My journey was as follows:

  1. User shipped (proprietary) FP2 OS
  2. Encrypt data partition
  3. Flash FP2 OSOS
  4. Encryption failed with error: E/Cryptfs ( 237): Orig filesystem overlaps crypto footer region. Cannot encrypt in place.

Do you know if flashing changes the size of the userdata paritition if the userdata partition already exists?

This is a good question, though I don’t have an answer for that.
It would make sense if flashing a whole system also rewrites the partition table/scheme, but I don’t know if that is actually the case.

When you tried encrypting, how full was your data partition? I think that the system may first make a copy of your files before starting the encryption process, so it might be necessary (though I don’t know that) that you need at least as much free space as the data needs. But this is just an assumption. I usually always encrypted at the very beginning of using a new OS install, before pulling any backups on the phone.

I encrypted practically right after flashing FP OSOS.

The system does not make a copy of your files when encrypting but rather encrypts them on the fly. In order to encrypt a partition Android adds a crypto-footer (additional space after the partition) and this space was missing/not enough. So the problem was not that the filesystem was too full but that the size of the partition was too large and the crypto footer could not be added anymore.

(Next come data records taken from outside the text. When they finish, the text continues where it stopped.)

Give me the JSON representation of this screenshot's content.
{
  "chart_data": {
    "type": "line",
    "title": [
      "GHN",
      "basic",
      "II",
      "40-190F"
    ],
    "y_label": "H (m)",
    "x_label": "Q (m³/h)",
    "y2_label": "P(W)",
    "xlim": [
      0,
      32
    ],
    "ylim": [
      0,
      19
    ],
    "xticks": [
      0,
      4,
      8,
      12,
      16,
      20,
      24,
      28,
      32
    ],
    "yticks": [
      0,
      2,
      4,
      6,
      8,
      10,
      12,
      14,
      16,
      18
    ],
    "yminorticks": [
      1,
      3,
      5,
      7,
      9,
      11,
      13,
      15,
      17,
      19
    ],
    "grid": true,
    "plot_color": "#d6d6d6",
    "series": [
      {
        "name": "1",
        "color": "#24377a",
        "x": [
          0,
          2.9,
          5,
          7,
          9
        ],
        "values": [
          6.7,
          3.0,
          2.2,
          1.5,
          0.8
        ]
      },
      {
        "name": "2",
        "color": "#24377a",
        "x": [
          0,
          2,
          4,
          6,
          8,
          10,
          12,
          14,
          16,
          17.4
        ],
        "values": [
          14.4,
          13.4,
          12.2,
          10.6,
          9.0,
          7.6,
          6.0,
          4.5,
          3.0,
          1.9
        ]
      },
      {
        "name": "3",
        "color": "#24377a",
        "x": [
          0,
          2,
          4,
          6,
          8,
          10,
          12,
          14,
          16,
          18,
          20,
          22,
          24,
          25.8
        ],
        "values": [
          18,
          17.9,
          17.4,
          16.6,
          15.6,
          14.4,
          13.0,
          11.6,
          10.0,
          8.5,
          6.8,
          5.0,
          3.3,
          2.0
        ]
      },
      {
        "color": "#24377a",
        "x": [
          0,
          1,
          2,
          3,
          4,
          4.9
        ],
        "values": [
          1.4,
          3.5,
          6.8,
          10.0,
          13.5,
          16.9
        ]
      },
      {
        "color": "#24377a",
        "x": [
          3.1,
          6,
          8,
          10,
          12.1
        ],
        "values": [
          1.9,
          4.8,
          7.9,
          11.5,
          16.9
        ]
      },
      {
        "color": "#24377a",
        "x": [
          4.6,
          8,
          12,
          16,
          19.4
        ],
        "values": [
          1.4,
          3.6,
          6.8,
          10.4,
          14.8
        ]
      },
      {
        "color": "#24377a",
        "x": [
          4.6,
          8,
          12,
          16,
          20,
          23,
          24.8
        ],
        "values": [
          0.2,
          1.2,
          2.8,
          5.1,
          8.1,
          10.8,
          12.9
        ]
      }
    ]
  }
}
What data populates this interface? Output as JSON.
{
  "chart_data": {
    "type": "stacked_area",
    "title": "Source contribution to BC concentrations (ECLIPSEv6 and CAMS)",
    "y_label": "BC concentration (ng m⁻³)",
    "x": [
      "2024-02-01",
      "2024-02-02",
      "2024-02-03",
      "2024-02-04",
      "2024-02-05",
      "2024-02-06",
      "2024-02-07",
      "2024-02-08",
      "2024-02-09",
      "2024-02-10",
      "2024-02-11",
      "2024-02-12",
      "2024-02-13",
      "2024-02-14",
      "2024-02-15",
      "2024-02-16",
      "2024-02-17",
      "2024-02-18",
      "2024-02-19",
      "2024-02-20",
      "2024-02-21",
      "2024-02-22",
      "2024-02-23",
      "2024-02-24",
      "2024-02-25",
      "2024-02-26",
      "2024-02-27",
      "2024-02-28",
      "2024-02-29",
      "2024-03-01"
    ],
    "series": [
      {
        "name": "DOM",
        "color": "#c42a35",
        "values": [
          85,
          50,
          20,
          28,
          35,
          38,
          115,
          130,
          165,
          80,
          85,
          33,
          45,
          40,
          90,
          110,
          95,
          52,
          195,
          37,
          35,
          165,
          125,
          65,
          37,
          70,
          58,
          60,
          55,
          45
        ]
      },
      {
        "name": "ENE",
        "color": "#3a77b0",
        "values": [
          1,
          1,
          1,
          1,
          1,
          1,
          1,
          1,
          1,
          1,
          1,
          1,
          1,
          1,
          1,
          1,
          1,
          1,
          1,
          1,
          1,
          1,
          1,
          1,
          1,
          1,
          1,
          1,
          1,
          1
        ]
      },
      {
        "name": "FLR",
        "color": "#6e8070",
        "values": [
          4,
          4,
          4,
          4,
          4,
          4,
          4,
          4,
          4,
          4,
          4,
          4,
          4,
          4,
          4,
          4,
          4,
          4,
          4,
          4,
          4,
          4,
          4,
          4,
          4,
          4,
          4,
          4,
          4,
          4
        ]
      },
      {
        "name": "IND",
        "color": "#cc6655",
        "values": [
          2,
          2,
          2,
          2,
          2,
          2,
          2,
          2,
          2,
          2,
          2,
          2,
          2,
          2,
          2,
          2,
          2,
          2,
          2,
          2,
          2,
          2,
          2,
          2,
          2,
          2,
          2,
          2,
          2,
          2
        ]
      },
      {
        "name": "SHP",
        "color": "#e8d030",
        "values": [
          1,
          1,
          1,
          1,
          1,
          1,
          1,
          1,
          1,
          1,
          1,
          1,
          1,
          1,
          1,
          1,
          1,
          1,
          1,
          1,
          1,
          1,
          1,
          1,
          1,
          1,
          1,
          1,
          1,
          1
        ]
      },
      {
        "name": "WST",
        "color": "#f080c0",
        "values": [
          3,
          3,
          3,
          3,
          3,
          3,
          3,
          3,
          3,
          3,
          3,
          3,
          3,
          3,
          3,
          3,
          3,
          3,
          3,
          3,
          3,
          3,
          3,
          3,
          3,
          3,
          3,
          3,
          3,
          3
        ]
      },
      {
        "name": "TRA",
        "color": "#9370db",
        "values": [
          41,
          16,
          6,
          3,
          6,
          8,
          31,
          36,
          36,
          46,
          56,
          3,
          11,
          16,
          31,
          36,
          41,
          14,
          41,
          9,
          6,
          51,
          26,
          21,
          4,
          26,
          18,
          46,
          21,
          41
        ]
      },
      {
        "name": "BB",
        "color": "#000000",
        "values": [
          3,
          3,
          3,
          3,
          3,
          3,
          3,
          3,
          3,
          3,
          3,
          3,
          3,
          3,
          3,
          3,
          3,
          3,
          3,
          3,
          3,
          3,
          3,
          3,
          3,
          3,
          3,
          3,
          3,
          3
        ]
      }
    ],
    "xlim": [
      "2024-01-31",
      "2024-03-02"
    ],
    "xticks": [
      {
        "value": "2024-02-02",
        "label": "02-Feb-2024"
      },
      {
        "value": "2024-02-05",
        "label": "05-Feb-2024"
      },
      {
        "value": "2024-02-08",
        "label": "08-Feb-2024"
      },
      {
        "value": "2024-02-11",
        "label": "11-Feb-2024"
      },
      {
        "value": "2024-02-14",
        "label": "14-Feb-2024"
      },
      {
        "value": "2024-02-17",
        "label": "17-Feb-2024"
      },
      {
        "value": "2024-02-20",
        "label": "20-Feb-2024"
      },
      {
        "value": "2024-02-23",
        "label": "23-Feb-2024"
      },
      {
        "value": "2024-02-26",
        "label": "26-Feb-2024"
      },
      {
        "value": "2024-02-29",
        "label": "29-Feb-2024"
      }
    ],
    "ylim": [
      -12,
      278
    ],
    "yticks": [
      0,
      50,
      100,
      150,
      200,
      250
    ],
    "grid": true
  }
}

The relevant piece of code which causes the encryption to be aborted is located here:

If less there are less than 32 (CRYPT_FOOTER_OFFSET / CRYPT_SECTOR_SIZE) sectors available after the filesystem, the encryption is aborted.
Now the question remains: Why are there less than 32 sectors available on some installations? How can the partition be different when the same image is used?


Unfortunately the update to the 16.05 version didn’t work for me, so I flashed the whole system. Then I ran also into the problem that I couldn’t encrypt the device anymore.
Anyhow, following @tphysm’s workaround I was able to encrypt the device again! So thanks for that tips. I can confirm now that this workaround also worked for me.